Let (X,Y) be a bivariate distribution with $E[X] = E[Y] =0$, and let $f$ be a function with $|f(x)| + |f'(x)| \leq Ae^{\alpha|x|}, x \in \mathbb{R}$. Use conditional expectations and properties of normal distributions to show $E[Xf(Y)] = Cov(x,Y)E[f'(Y)]$.
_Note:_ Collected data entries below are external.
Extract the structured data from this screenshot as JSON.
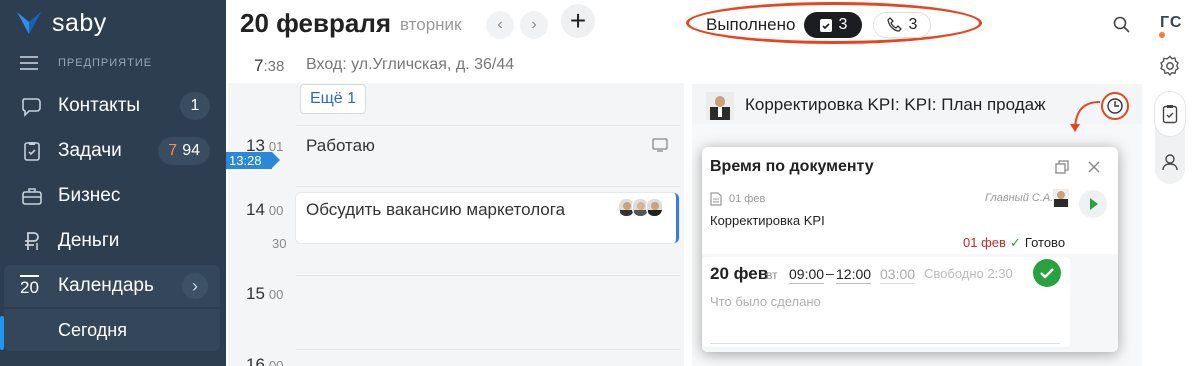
{
  "app": {
    "name": "saby",
    "section": "ПРЕДПРИЯТИЕ"
  },
  "sidebar": {
    "items": [
      {
        "label": "Контакты",
        "icon": "chat-icon",
        "badge": "1"
      },
      {
        "label": "Задачи",
        "icon": "task-icon",
        "badge_accent": "7",
        "badge": "94"
      },
      {
        "label": "Бизнес",
        "icon": "briefcase-icon"
      },
      {
        "label": "Деньги",
        "icon": "ruble-icon"
      },
      {
        "label": "Календарь",
        "icon": "calendar-icon",
        "day": "20"
      },
      {
        "label": "Сегодня"
      }
    ]
  },
  "header": {
    "date": "20 февраля",
    "weekday": "вторник",
    "prev": "‹",
    "next": "›",
    "add": "+",
    "done_label": "Выполнено",
    "done_tasks": "3",
    "done_calls": "3",
    "user_initials": "ГС"
  },
  "schedule": {
    "entry_hour": "7",
    "entry_min": ":38",
    "entry_text": "Вход: ул.Угличская, д. 36/44",
    "more": "Ещё 1",
    "now": "13:28",
    "hours": [
      {
        "h": "13",
        "m": "01"
      },
      {
        "h": "14",
        "m": "00"
      },
      {
        "h": "15",
        "m": "00"
      },
      {
        "h": "16",
        "m": "00"
      }
    ],
    "half": "30",
    "event_working": "Работаю",
    "event_meeting": "Обсудить вакансию маркетолога"
  },
  "document": {
    "title": "Корректировка KPI: KPI: План продаж",
    "popup_title": "Время по документу",
    "doc_date": "01 фев",
    "doc_name": "Корректировка KPI",
    "author": "Главный С.А.",
    "due": "01 фев",
    "status": "Готово",
    "day": "20 фев",
    "day_short": "вт",
    "start": "09:00",
    "end": "12:00",
    "duration": "03:00",
    "free": "Свободно 2:30",
    "done_placeholder": "Что было сделано"
  },
  "colors": {
    "sidebar": "#2c3e50",
    "accent_red": "#e8451f",
    "accent_blue": "#2b88d8",
    "green": "#2aa13f"
  }
}
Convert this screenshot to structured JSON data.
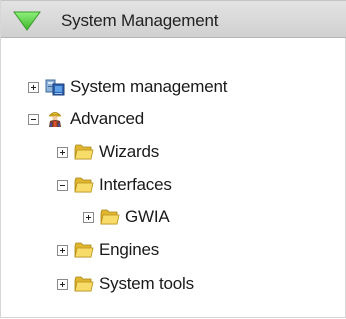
{
  "panel": {
    "title": "System Management",
    "header_color": "#d6d6d6",
    "arrow_color": "#5fd34a"
  },
  "tree": {
    "items": [
      {
        "label": "System management",
        "expander": "plus",
        "icon": "computer-icon"
      },
      {
        "label": "Advanced",
        "expander": "minus",
        "icon": "engineer-icon"
      },
      {
        "label": "Wizards",
        "expander": "plus",
        "icon": "folder-icon"
      },
      {
        "label": "Interfaces",
        "expander": "minus",
        "icon": "folder-icon"
      },
      {
        "label": "GWIA",
        "expander": "plus",
        "icon": "folder-icon"
      },
      {
        "label": "Engines",
        "expander": "plus",
        "icon": "folder-icon"
      },
      {
        "label": "System tools",
        "expander": "plus",
        "icon": "folder-icon"
      }
    ]
  }
}
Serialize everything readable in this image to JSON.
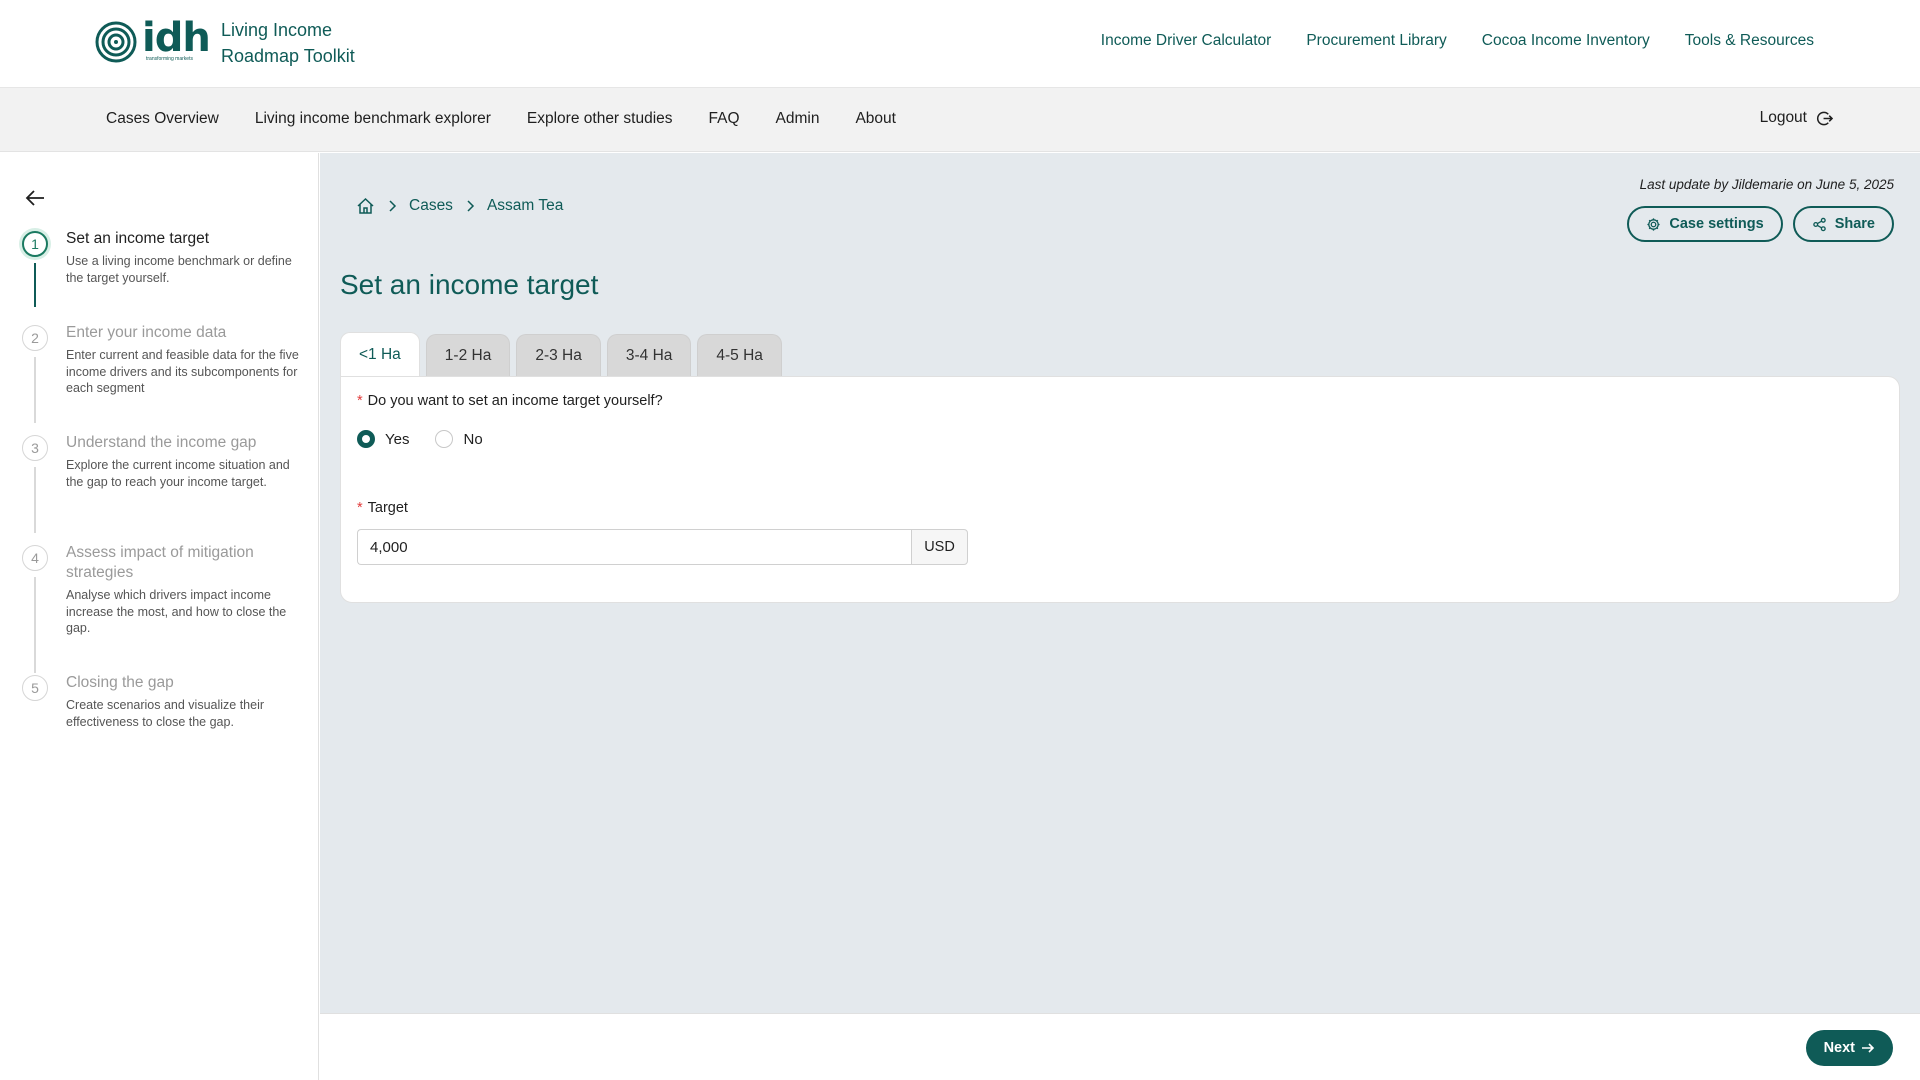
{
  "brand": {
    "logo_text": "idh",
    "logo_subtext": "transforming markets",
    "title_line1": "Living Income",
    "title_line2": "Roadmap Toolkit",
    "color": "#0f5b57"
  },
  "top_nav": [
    "Income Driver Calculator",
    "Procurement Library",
    "Cocoa Income Inventory",
    "Tools & Resources"
  ],
  "sub_nav": {
    "items": [
      "Cases Overview",
      "Living income benchmark explorer",
      "Explore other studies",
      "FAQ",
      "Admin",
      "About"
    ],
    "logout_label": "Logout"
  },
  "sidebar": {
    "steps": [
      {
        "num": "1",
        "title": "Set an income target",
        "desc": "Use a living income benchmark or define the target yourself.",
        "active": true
      },
      {
        "num": "2",
        "title": "Enter your income data",
        "desc": "Enter current and feasible data for the five income drivers and its subcomponents for each segment"
      },
      {
        "num": "3",
        "title": "Understand the income gap",
        "desc": "Explore the current income situation and the gap to reach your income target."
      },
      {
        "num": "4",
        "title": "Assess impact of mitigation strategies",
        "desc": "Analyse which drivers impact income increase the most, and how to close the gap."
      },
      {
        "num": "5",
        "title": "Closing the gap",
        "desc": "Create scenarios and visualize their effectiveness to close the gap."
      }
    ]
  },
  "breadcrumb": {
    "cases": "Cases",
    "current": "Assam Tea"
  },
  "last_update": "Last update by Jildemarie on June 5, 2025",
  "actions": {
    "case_settings": "Case settings",
    "share": "Share"
  },
  "page_title": "Set an income target",
  "tabs": [
    "<1 Ha",
    "1-2 Ha",
    "2-3 Ha",
    "3-4 Ha",
    "4-5 Ha"
  ],
  "form": {
    "question": "Do you want to set an income target yourself?",
    "options": {
      "yes": "Yes",
      "no": "No"
    },
    "selected": "Yes",
    "target_label": "Target",
    "target_value": "4,000",
    "currency": "USD"
  },
  "footer": {
    "next_label": "Next"
  }
}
Honestly, I havent gotten very far as this is totally mysterious to me. I've tried to use conditional expectations to do something: $$E[Xf(Y)] = E[E[Xf(Y)|X] = E[XE[f(Y)|X]]$$ or $$E[Xf(Y)] = E[E[Xf(Y)|Y] = E[f(Y)E[X|Y]] = E[f(Y) (\mu_x+ \frac{\rho\sigma_x}{\sigma_y}(Y-\mu_y)]$$ Using the formula for $\rho$, I can get this to: $$(\mu_x - \frac{Cov(X,Y)}{\sigma_Y^2}\mu_y)E[f(Y)] + \frac{cov(X,Y)}{\sigma_y^2}E[f(Y)Y]$$ But I don't think this is the right approach, I'm just blindly throwing formulas at it. How can I get $f'$ to come into it? If anyone could give me some pointers it would be fantastic! Thanks
This generalises to $X$ and $Y$ with non-zero mean. Suppose $X \sim N(\mu_X, \sigma^2_X)$, $Y \sim N(\mu_Y, \sigma_Y^2)$ and $\text{cov}(X, Y) = \rho$. First prove the following: $$ \mathbb E[f(X)(X - \mu_X)] = \sigma_X^2 \mathbb E[f'(X)] $$ Then prove that $$ \mathbb E[Y \mid X] = \mu_y + \frac{\rho}{\sigma_X^2}[X - \mu_X] $$ Then we have that \begin{align*} \text{cov}(f(X), Y) &= \mathbb E[(f(X) - \mathbb E[f(X)])(Y - \mu_Y)] \\ &= \mathbb E(\mathbb E[(f(X) - \mathbb E[f(X)])(Y - \mu_Y) \mid X]) \\ \end{align*} Now from this point use the first two formulas to show $\text{cov}(f(X), Y) = \mathbb E[f'(X)] \text{cov}(X, Y)$. This is Stein's lemma if you wish to research more.